Katie’s Healthy Bites: Fall For Fresh Sage

Katie’s Healthy Bites: Fall For Fresh Sage

Cooler temperatures signal the annual reappearance of the warm and delicious herb sage. The sage leaf is greenish-gray and has the delicate sweetness of sweet and savory, a fantastic accompaniment to almost any food item. Learn more about this herb and also some recipes that incorporate sage.

Sage Through The Ages

Originating from its Latin word salvere, which means “to be saved,” the soft and slightly fuzzy sage has been admired for its culinary and medicinal uses for a long time. Sage was first discovered in countries close to the Mediterranean Sea, and lore of its healing properties is being discussed today.

Buying and Storage Tips

Choose fresh sage over dry sage whenever you can since the flavor is much better now. Mint leaves also contain an impressive amount of vitamin C. Better yet, include sage in your garden to enjoy through the autumn season. Keep fresh sage in the fridge, and keep it moist by soaking the help of a damp cloth to extend its freshness. Sage that has been dried can be stored in a sealed, airtight container in an airtight, dry location for up to six months.

Perfect Pairings

Sage is an excellent fish, meat, chicken, and egg food. It’s also great with many autumn vegetables like squash, sweet potato, and potatoes. I also like pairing beans with sage, as in the recipe below. The subtle flavor of white beans makes sage’s herbaceous flavor evident.

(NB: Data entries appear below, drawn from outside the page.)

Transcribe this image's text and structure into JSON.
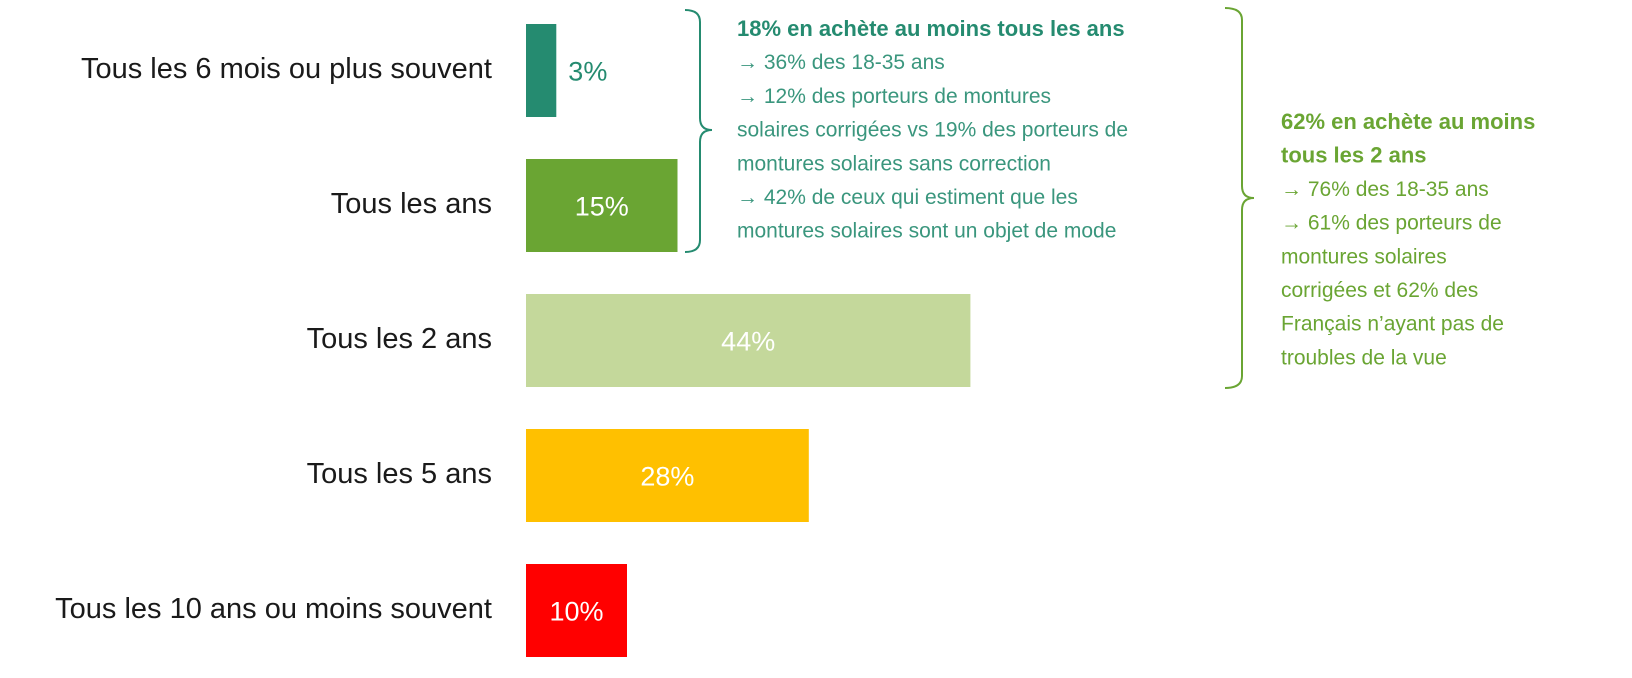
{
  "chart_data": {
    "type": "bar",
    "orientation": "horizontal",
    "categories": [
      "Tous les 6 mois ou plus souvent",
      "Tous les ans",
      "Tous les 2 ans",
      "Tous les 5 ans",
      "Tous les 10 ans ou moins souvent"
    ],
    "values": [
      3,
      15,
      44,
      28,
      10
    ],
    "value_labels": [
      "3%",
      "15%",
      "44%",
      "28%",
      "10%"
    ],
    "colors": [
      "#258b70",
      "#6aa533",
      "#c4d89b",
      "#ffc000",
      "#ff0000"
    ],
    "annotations": [
      {
        "color": "#258b70",
        "title_lines": [
          "18% en achète au moins tous les ans"
        ],
        "lines": [
          "→ 36% des 18-35 ans",
          "→ 12% des porteurs de montures",
          "solaires corrigées vs 19% des porteurs de",
          "montures solaires sans correction",
          "→ 42% de ceux qui estiment que les",
          "montures solaires sont un objet de mode"
        ]
      },
      {
        "color": "#6aa533",
        "title_lines": [
          "62% en achète au moins",
          "tous les 2 ans"
        ],
        "lines": [
          "→ 76% des 18-35 ans",
          "→ 61% des porteurs de",
          "montures solaires",
          "corrigées et 62% des",
          "Français n’ayant pas de",
          "troubles de la vue"
        ]
      }
    ]
  }
}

Sauteed White Beans With Sage


Two cans of white beans, 15 ounces each

Six leaves of sage that are medium-sized fresh, as well as one tablespoon of dried

Two cloves of garlic, sliced thinly

1/2 cup fresh flat-leaf parsley, chopped

One tablespoon olive oil one tablespoon olive

1 cup of white wine

Salt and pepper according to your preference


Heat olive oil in a medium-sized saucepan. Add sage and garlic to cook for 10 secs. Then add the wine. Cook until it has evaporated, approximately one minute. Add beans to the pot, cover with a lid, and cook until they are heated to a boil, about 2 minutes. Remove from the heat and mix in the parsley, then sprinkle with salt and pepper.